The engineering on the project will be 90 percent complete come March 1, according to the commission. The multi-million construction project requires land acquisition, and that process has begun.
“We are in full-blown acquisition process,” city staff liaison and urban planner Stephanie Monson Dahl told the commission. The property owners the city of Asheville is dealing with have received letters from Gulf Coast LLC, the city’s third-party land acquisition vendor, regarding having their property appraised. Some local real estate appraisers have also been contacting property owners about condemnation appraisals. For some land owners, the process including hiring an attorney and beginning the process of negotiating the sale of property.
“We’re in the first stage of negotiations so that people know their rights,” Monson Dahl told the group. “The next milestone is that we’ll start paying money out, and that will probably happen in March.”
Utility relocation is to begin in fall 2016, with construction scheduled run from spring 2017 to fall 2019.
Along with all the upcoming construction, city staffers are working on a set of new development regulations for the River Arts District. The set of development rules are known as a form-based code. By definition, a form-based code is a set of development rules that foster predictable results using physical form, rather than a separation of uses as the organizing principle.
For the city of Asheville, it’s a new way to approach issues such as urban sprawl and pedestrian safety. The city is working with a consultant, Code Studio of Austin, Texas. City staffer and urban planner Sasha Vrtunksi to the Asheville Area Riverfront Redevelopment Commission that after several meetings last year, city staff sent its proposed regulations to the consultant last fall and had a conference call with them two weeks ago.
“They’re drafting a draft code right now,” Vrtunski said, after city staff advised making several changes to make the rules less restrictive. The result will be a “simpler, more user-friendly” set of rules, she said.
“I think whatever we get back, it’s going to allay a lot of concerns that we heard from the community,” Vrtunski said. “I think we’ll have a good place to start in March when we release it publicly.”
There will be more rounds of public meetings, with a final form-based code draft headed to Asheville City Council in the fall, Vrtunski said.
The new regulations have already been met with opposition by Chris Peterson and Jerry Sternberg, two land-owners in the River Arts District.
Equitable development strategies
Yet another ongoing project in the area is one the city calls an “equitable development strategies” process aimed at including communities south and west of downtown that are home to many of the city’s poorest residents. Neighborhoods such as Hillcrest, West End, Livingston, Lee Walker Heights, Walton and the River Arts District are all areas included in work by the city to prevent gentrification. A report is set to be released this week, according to Vrtunski, with Asheville City Council set to receive a report on Jan. 26. It will include a set of best practices and recommendations to City Council, she said.
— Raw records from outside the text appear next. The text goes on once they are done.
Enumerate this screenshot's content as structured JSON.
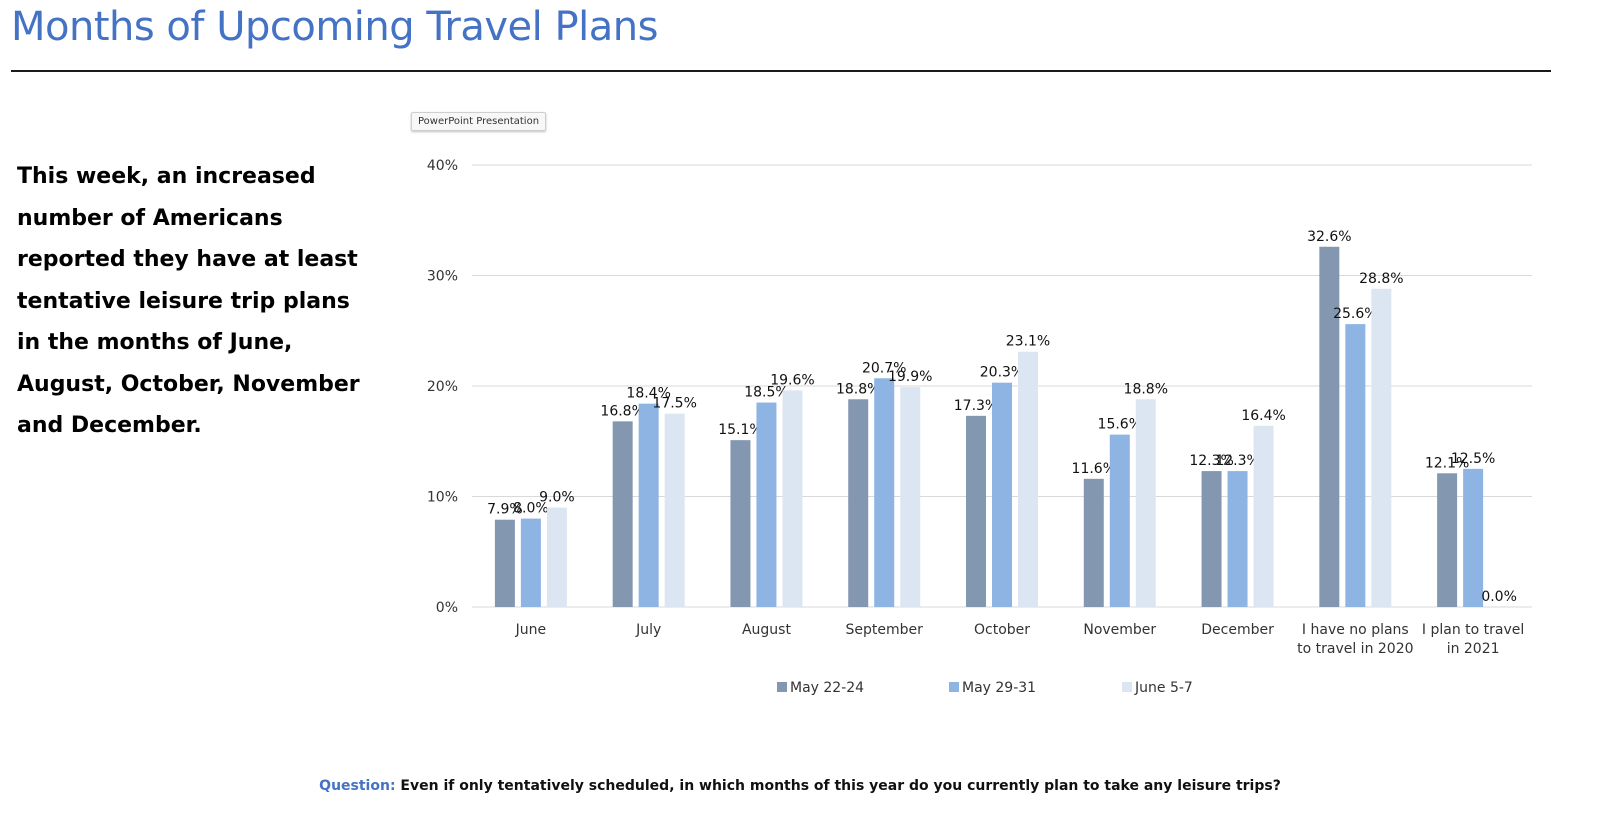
{
  "page": {
    "title": "Months of Upcoming Travel Plans",
    "summary": "This week, an increased number of Americans reported they have at least tentative leisure trip plans in the months of June, August, October, November and December.",
    "tooltip": "PowerPoint Presentation",
    "question_label": "Question:",
    "question_text": "Even if only tentatively scheduled, in which months of this year do you currently plan to take any leisure trips?"
  },
  "colors": {
    "title": "#4472c4",
    "series": [
      "#8497b0",
      "#8eb4e3",
      "#dce6f2"
    ],
    "gridline": "#d9d9d9"
  },
  "chart_data": {
    "type": "bar",
    "title": "",
    "xlabel": "",
    "ylabel": "",
    "ylim": [
      0,
      40
    ],
    "yticks": [
      0,
      10,
      20,
      30,
      40
    ],
    "ytick_labels": [
      "0%",
      "10%",
      "20%",
      "30%",
      "40%"
    ],
    "grid": true,
    "legend_position": "bottom",
    "categories": [
      "June",
      "July",
      "August",
      "September",
      "October",
      "November",
      "December",
      "I have no plans to travel in 2020",
      "I plan to travel in 2021"
    ],
    "category_lines": [
      [
        "June"
      ],
      [
        "July"
      ],
      [
        "August"
      ],
      [
        "September"
      ],
      [
        "October"
      ],
      [
        "November"
      ],
      [
        "December"
      ],
      [
        "I have no plans",
        "to travel in 2020"
      ],
      [
        "I plan to travel",
        "in 2021"
      ]
    ],
    "series": [
      {
        "name": "May 22-24",
        "values": [
          7.9,
          16.8,
          15.1,
          18.8,
          17.3,
          11.6,
          12.3,
          32.6,
          12.1
        ],
        "labels": [
          "7.9%",
          "16.8%",
          "15.1%",
          "18.8%",
          "17.3%",
          "11.6%",
          "12.3%",
          "32.6%",
          "12.1%"
        ]
      },
      {
        "name": "May 29-31",
        "values": [
          8.0,
          18.4,
          18.5,
          20.7,
          20.3,
          15.6,
          12.3,
          25.6,
          12.5
        ],
        "labels": [
          "8.0%",
          "18.4%",
          "18.5%",
          "20.7%",
          "20.3%",
          "15.6%",
          "12.3%",
          "25.6%",
          "12.5%"
        ]
      },
      {
        "name": "June 5-7",
        "values": [
          9.0,
          17.5,
          19.6,
          19.9,
          23.1,
          18.8,
          16.4,
          28.8,
          0.0
        ],
        "labels": [
          "9.0%",
          "17.5%",
          "19.6%",
          "19.9%",
          "23.1%",
          "18.8%",
          "16.4%",
          "28.8%",
          "0.0%"
        ]
      }
    ]
  }
}
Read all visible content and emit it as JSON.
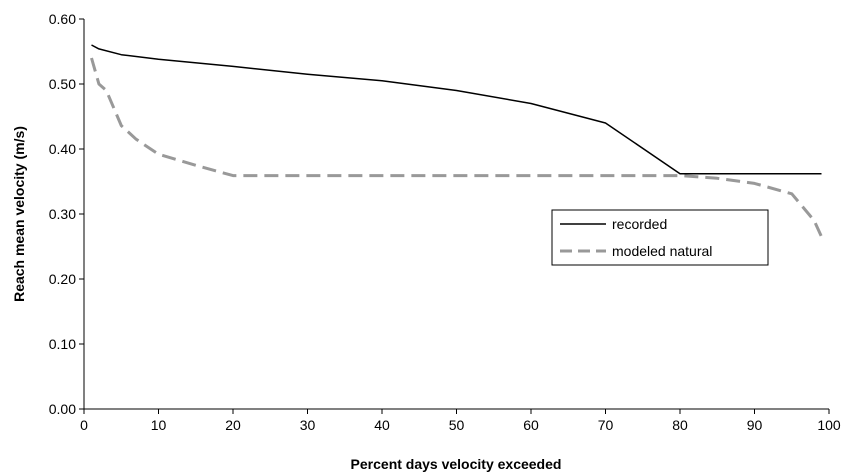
{
  "chart_data": {
    "type": "line",
    "title": "",
    "xlabel": "Percent days velocity exceeded",
    "ylabel": "Reach mean velocity (m/s)",
    "xlim": [
      0,
      100
    ],
    "ylim": [
      0,
      0.6
    ],
    "x_ticks": [
      0,
      10,
      20,
      30,
      40,
      50,
      60,
      70,
      80,
      90,
      100
    ],
    "x_tick_labels": [
      "0",
      "10",
      "20",
      "30",
      "40",
      "50",
      "60",
      "70",
      "80",
      "90",
      "100"
    ],
    "y_ticks": [
      0,
      0.1,
      0.2,
      0.3,
      0.4,
      0.5,
      0.6
    ],
    "y_tick_labels": [
      "0.00",
      "0.10",
      "0.20",
      "0.30",
      "0.40",
      "0.50",
      "0.60"
    ],
    "grid": false,
    "legend_position": "right",
    "series": [
      {
        "name": "recorded",
        "color": "#000000",
        "style": "solid",
        "points": [
          [
            1,
            0.56
          ],
          [
            2,
            0.554
          ],
          [
            5,
            0.545
          ],
          [
            10,
            0.538
          ],
          [
            20,
            0.527
          ],
          [
            30,
            0.515
          ],
          [
            40,
            0.505
          ],
          [
            50,
            0.49
          ],
          [
            60,
            0.47
          ],
          [
            70,
            0.44
          ],
          [
            80,
            0.362
          ],
          [
            90,
            0.362
          ],
          [
            95,
            0.362
          ],
          [
            99,
            0.362
          ]
        ]
      },
      {
        "name": "modeled natural",
        "color": "#999999",
        "style": "dashed",
        "points": [
          [
            1,
            0.54
          ],
          [
            2,
            0.5
          ],
          [
            3,
            0.49
          ],
          [
            5,
            0.436
          ],
          [
            7,
            0.415
          ],
          [
            10,
            0.392
          ],
          [
            15,
            0.375
          ],
          [
            20,
            0.359
          ],
          [
            30,
            0.359
          ],
          [
            40,
            0.359
          ],
          [
            50,
            0.359
          ],
          [
            60,
            0.359
          ],
          [
            70,
            0.359
          ],
          [
            80,
            0.359
          ],
          [
            85,
            0.355
          ],
          [
            90,
            0.347
          ],
          [
            95,
            0.331
          ],
          [
            98,
            0.29
          ],
          [
            99,
            0.265
          ]
        ]
      }
    ]
  }
}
This mixed-use development known as RAD Lofts, planned at the five-points intersection of Clingman Avenue, Roberts Street, Depot and Lyman streets, was announced two years ago and is still in the works, although the project has not applied for any building permits yet, according to Monson-Dahl.
Brewery River Row
The residential development on Craven Street across from New Belgium Brewery’s new brewery known as Brewery River Row has been revised but is still planned.